Unit Testing Self-Invoking JavaScript Functions

When Akanoo started out, we only tested our components run on Java — either written in Scala or using Grails or Groovy — with JUnit, ScalaTest, and Spock. By the end of 2015, we also wanted unit tests for our JavaScript tracking library that is integrated in our client’s online shops.

Finding the Right Test Framework

Nobody in our team had experience in testing JavaScript, so I went out looking for JavaScript unit test frameworks. What does one do if one has no clue? Google, of course. The first hit was QUnit, developed and used by the jQuery team. I looked into other libraries but decided to give QUnit a shot. The reasons I chose it were:

• Support by the community (in this case, the jQuery community).
• Used by some big players (jQuery certainly is a big player.)
• Easy to use (check out the cookbook).
• Easy to understand for Java developers (hence, similarity with JUnit).
• Plug-in support and availability of plug-ins (we’ll come to this later).

So, I had chosen my test framework. Let’s write some tests.

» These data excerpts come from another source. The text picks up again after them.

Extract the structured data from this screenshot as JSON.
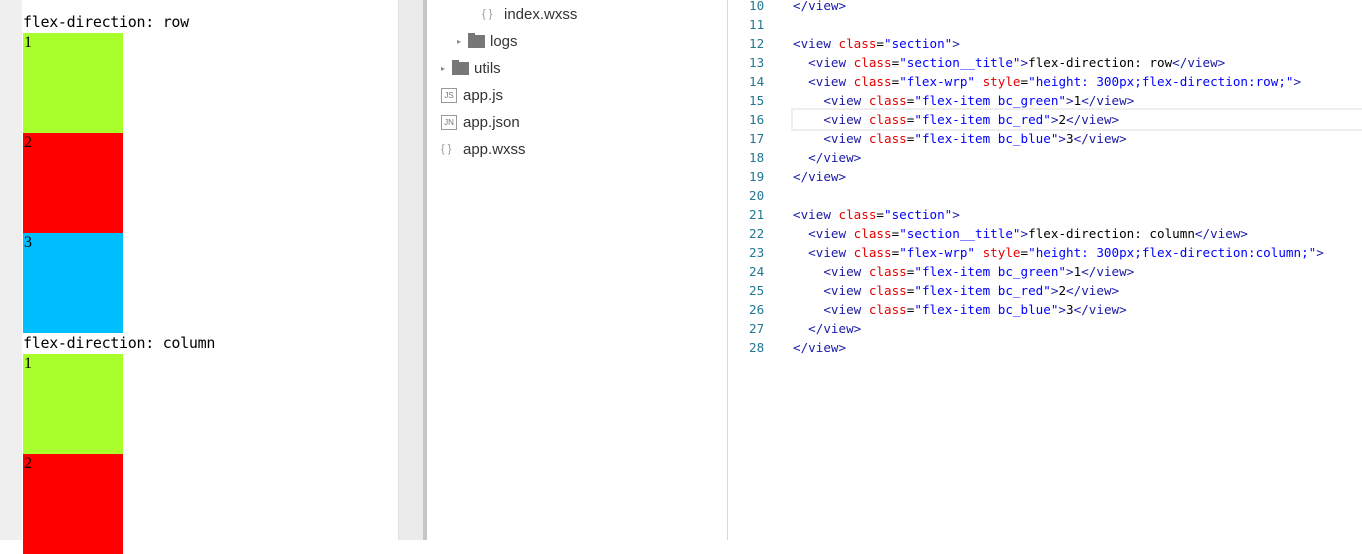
{
  "simulator": {
    "sections": [
      {
        "title": "flex-direction: row",
        "items": [
          {
            "label": "1",
            "color": "#a9ff2b"
          },
          {
            "label": "2",
            "color": "#ff0000"
          },
          {
            "label": "3",
            "color": "#00bfff"
          }
        ]
      },
      {
        "title": "flex-direction: column",
        "items": [
          {
            "label": "1",
            "color": "#a9ff2b"
          },
          {
            "label": "2",
            "color": "#ff0000"
          }
        ]
      }
    ]
  },
  "tree": [
    {
      "label": "index.wxss",
      "icon": "braces-icon",
      "kind": "file"
    },
    {
      "label": "logs",
      "icon": "folder-icon",
      "kind": "folder"
    },
    {
      "label": "utils",
      "icon": "folder-icon",
      "kind": "folder"
    },
    {
      "label": "app.js",
      "icon": "js-file-icon",
      "badge": "JS",
      "kind": "file"
    },
    {
      "label": "app.json",
      "icon": "json-file-icon",
      "badge": "JN",
      "kind": "file"
    },
    {
      "label": "app.wxss",
      "icon": "braces-icon",
      "kind": "file"
    }
  ],
  "editor": {
    "lines": [
      {
        "n": "10",
        "indent": 0,
        "tokens": [
          [
            "tag",
            "</view>"
          ]
        ]
      },
      {
        "n": "11",
        "indent": 0,
        "tokens": []
      },
      {
        "n": "12",
        "indent": 0,
        "tokens": [
          [
            "tag",
            "<view "
          ],
          [
            "attr",
            "class"
          ],
          [
            "text",
            "="
          ],
          [
            "val",
            "\"section\""
          ],
          [
            "tag",
            ">"
          ]
        ]
      },
      {
        "n": "13",
        "indent": 1,
        "tokens": [
          [
            "tag",
            "<view "
          ],
          [
            "attr",
            "class"
          ],
          [
            "text",
            "="
          ],
          [
            "val",
            "\"section__title\""
          ],
          [
            "tag",
            ">"
          ],
          [
            "text",
            "flex-direction: row"
          ],
          [
            "tag",
            "</view>"
          ]
        ]
      },
      {
        "n": "14",
        "indent": 1,
        "tokens": [
          [
            "tag",
            "<view "
          ],
          [
            "attr",
            "class"
          ],
          [
            "text",
            "="
          ],
          [
            "val",
            "\"flex-wrp\" "
          ],
          [
            "attr",
            "style"
          ],
          [
            "text",
            "="
          ],
          [
            "val",
            "\"height: 300px;flex-direction:row;\""
          ],
          [
            "tag",
            ">"
          ]
        ]
      },
      {
        "n": "15",
        "indent": 2,
        "tokens": [
          [
            "tag",
            "<view "
          ],
          [
            "attr",
            "class"
          ],
          [
            "text",
            "="
          ],
          [
            "val",
            "\"flex-item bc_green\""
          ],
          [
            "tag",
            ">"
          ],
          [
            "text",
            "1"
          ],
          [
            "tag",
            "</view>"
          ]
        ]
      },
      {
        "n": "16",
        "indent": 2,
        "current": true,
        "tokens": [
          [
            "tag",
            "<view "
          ],
          [
            "attr",
            "class"
          ],
          [
            "text",
            "="
          ],
          [
            "val",
            "\"flex-item bc_red\""
          ],
          [
            "tag",
            ">"
          ],
          [
            "text",
            "2"
          ],
          [
            "tag",
            "</view>"
          ]
        ]
      },
      {
        "n": "17",
        "indent": 2,
        "tokens": [
          [
            "tag",
            "<view "
          ],
          [
            "attr",
            "class"
          ],
          [
            "text",
            "="
          ],
          [
            "val",
            "\"flex-item bc_blue\""
          ],
          [
            "tag",
            ">"
          ],
          [
            "text",
            "3"
          ],
          [
            "tag",
            "</view>"
          ]
        ]
      },
      {
        "n": "18",
        "indent": 1,
        "tokens": [
          [
            "tag",
            "</view>"
          ]
        ]
      },
      {
        "n": "19",
        "indent": 0,
        "tokens": [
          [
            "tag",
            "</view>"
          ]
        ]
      },
      {
        "n": "20",
        "indent": 0,
        "tokens": []
      },
      {
        "n": "21",
        "indent": 0,
        "tokens": [
          [
            "tag",
            "<view "
          ],
          [
            "attr",
            "class"
          ],
          [
            "text",
            "="
          ],
          [
            "val",
            "\"section\""
          ],
          [
            "tag",
            ">"
          ]
        ]
      },
      {
        "n": "22",
        "indent": 1,
        "tokens": [
          [
            "tag",
            "<view "
          ],
          [
            "attr",
            "class"
          ],
          [
            "text",
            "="
          ],
          [
            "val",
            "\"section__title\""
          ],
          [
            "tag",
            ">"
          ],
          [
            "text",
            "flex-direction: column"
          ],
          [
            "tag",
            "</view>"
          ]
        ]
      },
      {
        "n": "23",
        "indent": 1,
        "tokens": [
          [
            "tag",
            "<view "
          ],
          [
            "attr",
            "class"
          ],
          [
            "text",
            "="
          ],
          [
            "val",
            "\"flex-wrp\" "
          ],
          [
            "attr",
            "style"
          ],
          [
            "text",
            "="
          ],
          [
            "val",
            "\"height: 300px;flex-direction:column;\""
          ],
          [
            "tag",
            ">"
          ]
        ]
      },
      {
        "n": "24",
        "indent": 2,
        "tokens": [
          [
            "tag",
            "<view "
          ],
          [
            "attr",
            "class"
          ],
          [
            "text",
            "="
          ],
          [
            "val",
            "\"flex-item bc_green\""
          ],
          [
            "tag",
            ">"
          ],
          [
            "text",
            "1"
          ],
          [
            "tag",
            "</view>"
          ]
        ]
      },
      {
        "n": "25",
        "indent": 2,
        "tokens": [
          [
            "tag",
            "<view "
          ],
          [
            "attr",
            "class"
          ],
          [
            "text",
            "="
          ],
          [
            "val",
            "\"flex-item bc_red\""
          ],
          [
            "tag",
            ">"
          ],
          [
            "text",
            "2"
          ],
          [
            "tag",
            "</view>"
          ]
        ]
      },
      {
        "n": "26",
        "indent": 2,
        "tokens": [
          [
            "tag",
            "<view "
          ],
          [
            "attr",
            "class"
          ],
          [
            "text",
            "="
          ],
          [
            "val",
            "\"flex-item bc_blue\""
          ],
          [
            "tag",
            ">"
          ],
          [
            "text",
            "3"
          ],
          [
            "tag",
            "</view>"
          ]
        ]
      },
      {
        "n": "27",
        "indent": 1,
        "tokens": [
          [
            "tag",
            "</view>"
          ]
        ]
      },
      {
        "n": "28",
        "indent": 0,
        "tokens": [
          [
            "tag",
            "</view>"
          ]
        ]
      }
    ]
  }
}
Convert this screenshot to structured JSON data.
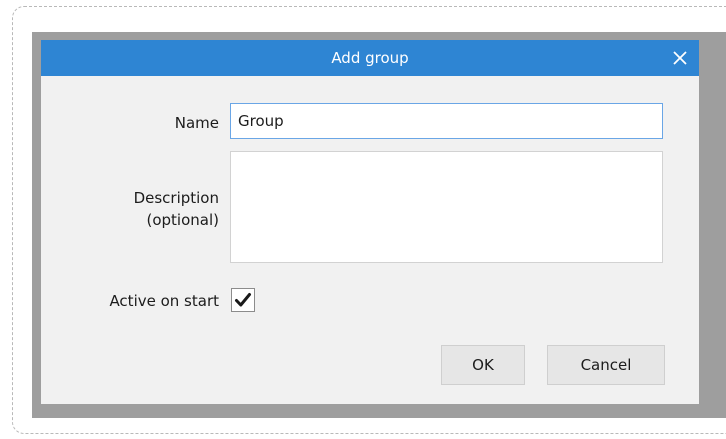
{
  "dialog": {
    "title": "Add group",
    "close_icon": "close-icon",
    "colors": {
      "titlebar": "#2e85d3",
      "backdrop": "#9e9e9e",
      "body": "#f1f1f1"
    }
  },
  "form": {
    "name_label": "Name",
    "name_value": "Group",
    "description_label_line1": "Description",
    "description_label_line2": "(optional)",
    "description_value": "",
    "active_label": "Active on start",
    "active_checked": true,
    "check_icon": "checkmark-icon"
  },
  "buttons": {
    "ok_label": "OK",
    "cancel_label": "Cancel"
  }
}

Testing Self-Invoking JavaScript Functions

Well, testing wasn’t that easy at the beginning. Our tracking script is encapsulated in a self-invoking function also known as immediately-invoked function expression (IIFE). The reason behind this is to avoid polluting the global space (everything in the window object) with our functions and variables and only allow access via our API calls using the exposed function at(). See an example of an immediately-invoked function expression below:

<script>
    (function(a, b) {
        // our tracking code goes here
        var foo = "bar";

        function bla() {
            // sample function
            console.log(foo);
        }
    })(window, document);
</script>

As the name says, the function is immediately invoked after definition and I have no chance to call the function itself or to access the variables and functions inside. What could I do to test the function bla() in the above example?

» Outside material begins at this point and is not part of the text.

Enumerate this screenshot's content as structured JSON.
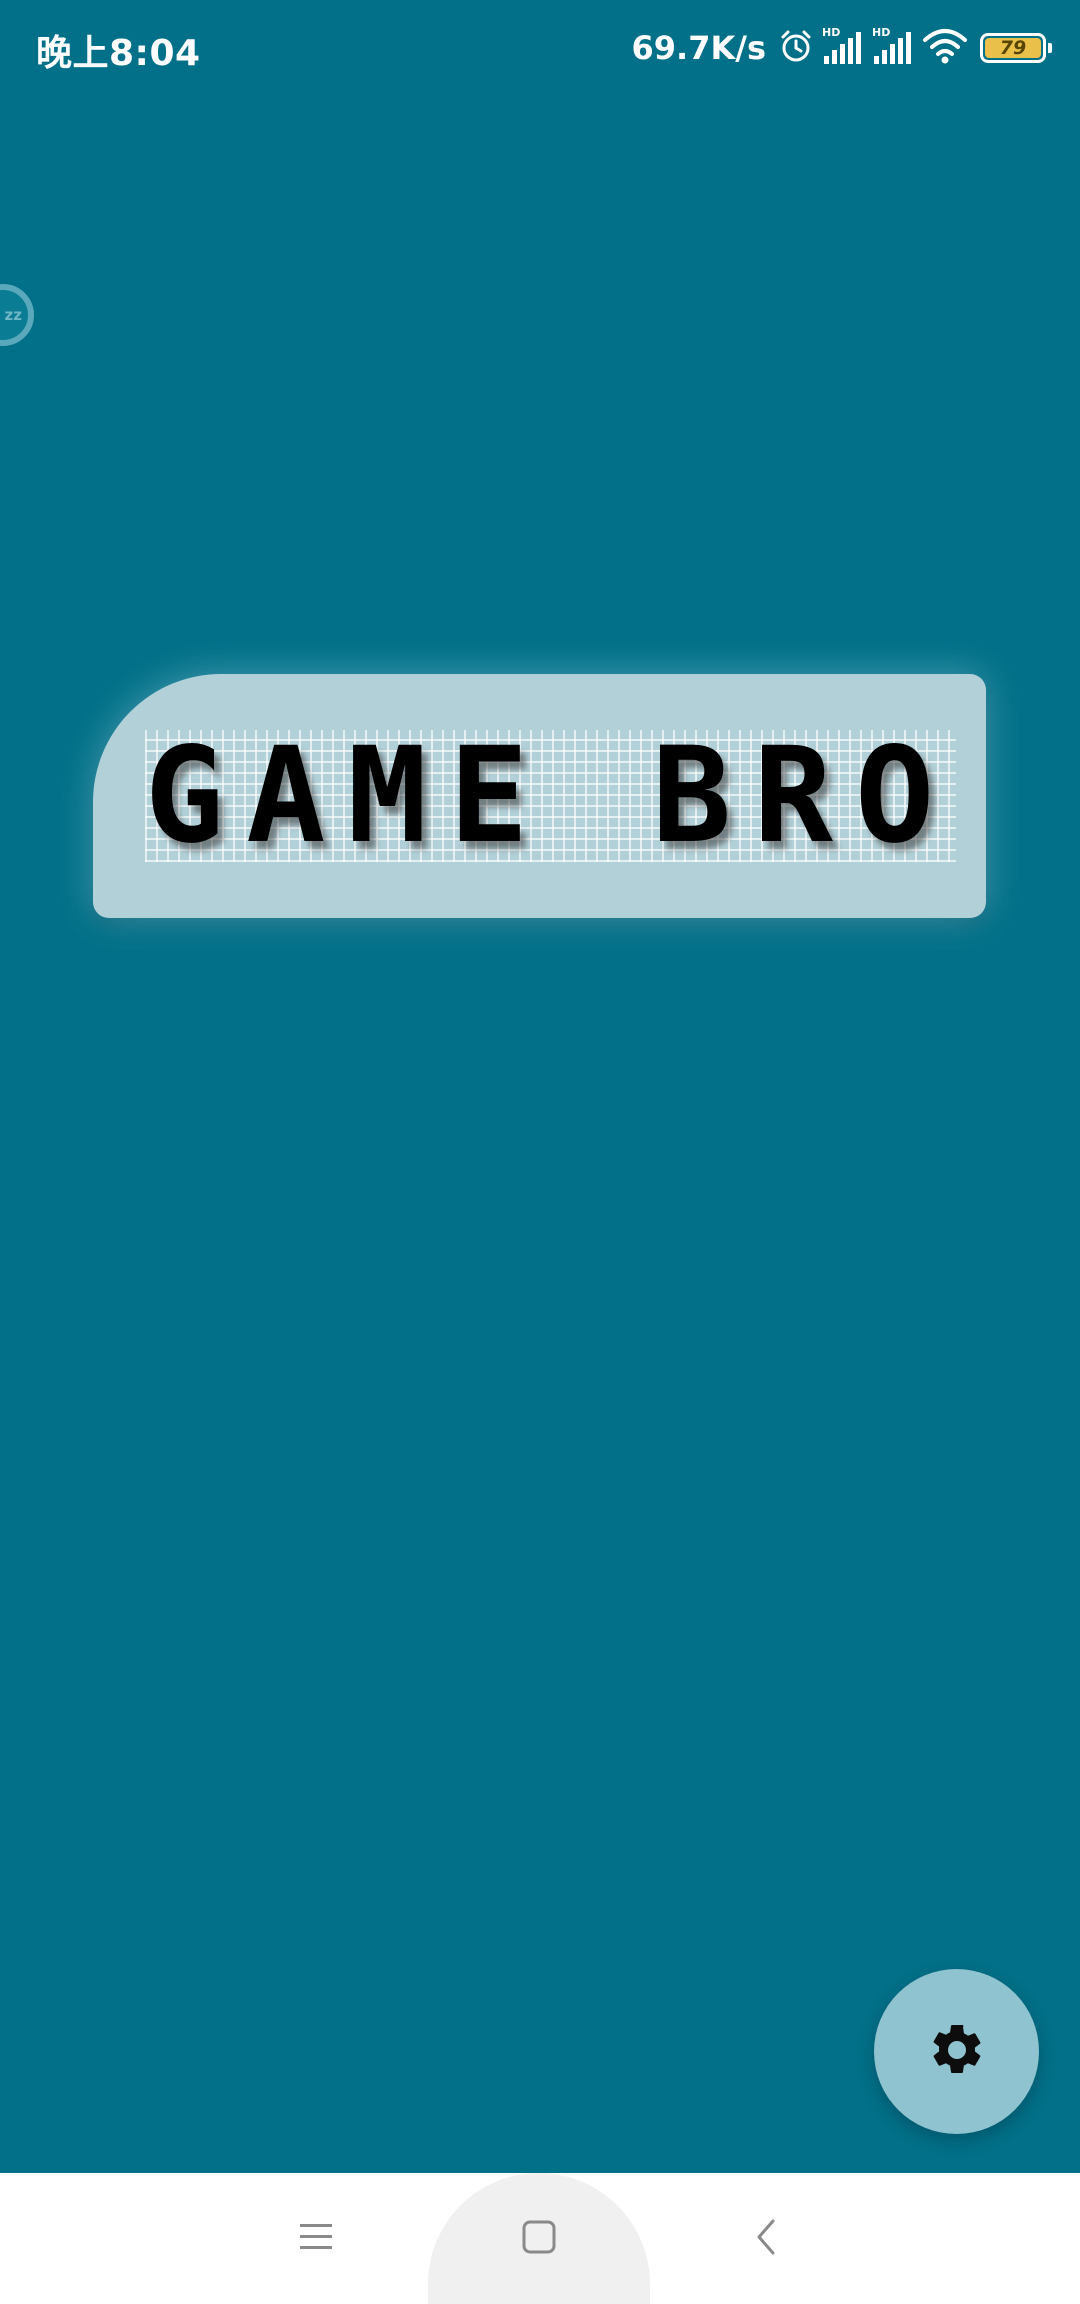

My first idea was to comment out the two lines that define the function as self-invoking and define the parameterized variables by hand:

<script>
    var a = window,
        b = document; //(function(a, b) {
    // our tracking code goes here
    var foo = "bar";

    function bla() {
        // sample function
        console.log(foo);
    }
    //})(window, document);
</script>

Spying With Sinon.js

I finished writing some easy test checking for the output of functions with various input parameters. Unfortunately, some functions are called inside other functions — and these make for harder testing. If I want to know whether the inner function has been called, I need to spy on its execution.

<script>
    function A() {
        B();
    }
    function B() {
        // do something
    }
    A();
</script>

QUnit itself doesn’t offer functions for spying, so I googled again to find a solution for JavaScript mocking. I stumbled upon Sinon.js, which offers spies and stubs and integrates nicely with QUnit.

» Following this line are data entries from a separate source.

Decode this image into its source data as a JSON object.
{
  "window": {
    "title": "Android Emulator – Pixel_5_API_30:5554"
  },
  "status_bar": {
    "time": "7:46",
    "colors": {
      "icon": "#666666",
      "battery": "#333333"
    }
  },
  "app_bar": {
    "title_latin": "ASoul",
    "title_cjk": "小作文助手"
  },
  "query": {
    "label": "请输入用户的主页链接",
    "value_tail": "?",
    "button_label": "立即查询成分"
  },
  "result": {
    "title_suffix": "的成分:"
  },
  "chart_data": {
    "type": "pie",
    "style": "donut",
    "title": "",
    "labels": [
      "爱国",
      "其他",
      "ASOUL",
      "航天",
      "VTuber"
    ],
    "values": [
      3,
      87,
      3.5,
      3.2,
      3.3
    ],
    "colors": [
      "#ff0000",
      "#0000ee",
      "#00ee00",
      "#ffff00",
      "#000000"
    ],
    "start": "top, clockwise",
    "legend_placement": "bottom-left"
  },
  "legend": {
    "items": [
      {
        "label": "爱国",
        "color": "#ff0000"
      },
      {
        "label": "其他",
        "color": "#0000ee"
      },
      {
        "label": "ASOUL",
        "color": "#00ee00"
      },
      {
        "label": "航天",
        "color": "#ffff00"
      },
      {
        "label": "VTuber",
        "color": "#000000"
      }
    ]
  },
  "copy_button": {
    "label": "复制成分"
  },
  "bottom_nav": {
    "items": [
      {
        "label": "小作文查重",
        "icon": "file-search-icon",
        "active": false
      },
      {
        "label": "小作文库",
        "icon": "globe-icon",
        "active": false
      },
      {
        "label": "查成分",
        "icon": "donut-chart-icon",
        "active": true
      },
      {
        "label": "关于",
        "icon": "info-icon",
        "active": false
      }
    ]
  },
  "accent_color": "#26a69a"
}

I started to write some tests, but the function sinon.spy (object, “function”) requires us to specify the encapsulating object of the “function” to spy. After my changes to the self-invoking function expression, the functions reside in the “global” scope, which, in JavaScript, means that they lie under the window object.

// the following line will be replaced by the code in the comment
var a = window,
    b = document; //(function(a, b) {
// our tracking code goes here
var obj = {
    // variables go here
    foo: "bar";
}

// functions go like this
obj.bla = function() {
    // sample function
    console.log(foo);
}
//})(window, document);

Unfortunately, I wasn’t able to spy functions using Sinon on the window object. So, I went on putting all functions inside my faked IIFE inside an object to make them testable. Of course, I had to refactor the existing code already to some extent, i.e., extracting functions, avoiding anonymous functions, etc. I strongly recommend using JSHint.

Notice: When asserting spies with Sinon’s function with Args (arg0, arg1, and so on), be aware that the order of arguments must be the same as in the call. If you want to check for the first two of three arguments, you may omit the third but if you want to check for the latter ones, the first argument needs to be defined.

Stubbing With Sinon.js

Sometimes, the result of function A is dependent on the result of function B that is called inside function A. To test, I have to manipulate the inner function B to always return a predefined value. This is called stubbing and can be done with Sinon.js by calling sinon.stub(object, “function”). You should also check out the faked XHR and faked server that Sinon offers. They were very helpful for my unit tests.

Conclusion

If you’ve read until now, you certainly can guess that it was a long way down the road to 95% test coverage (measured with JSCover). The upsides of this solution using QUnit and Sinon.js is apparently that we achieved the possibility of unit testing. The obvious downside is the superfluous object in the IIFE. That is, however, not so bad, as the Google closure compiler with hard optimization enabled minifies the code efficiently.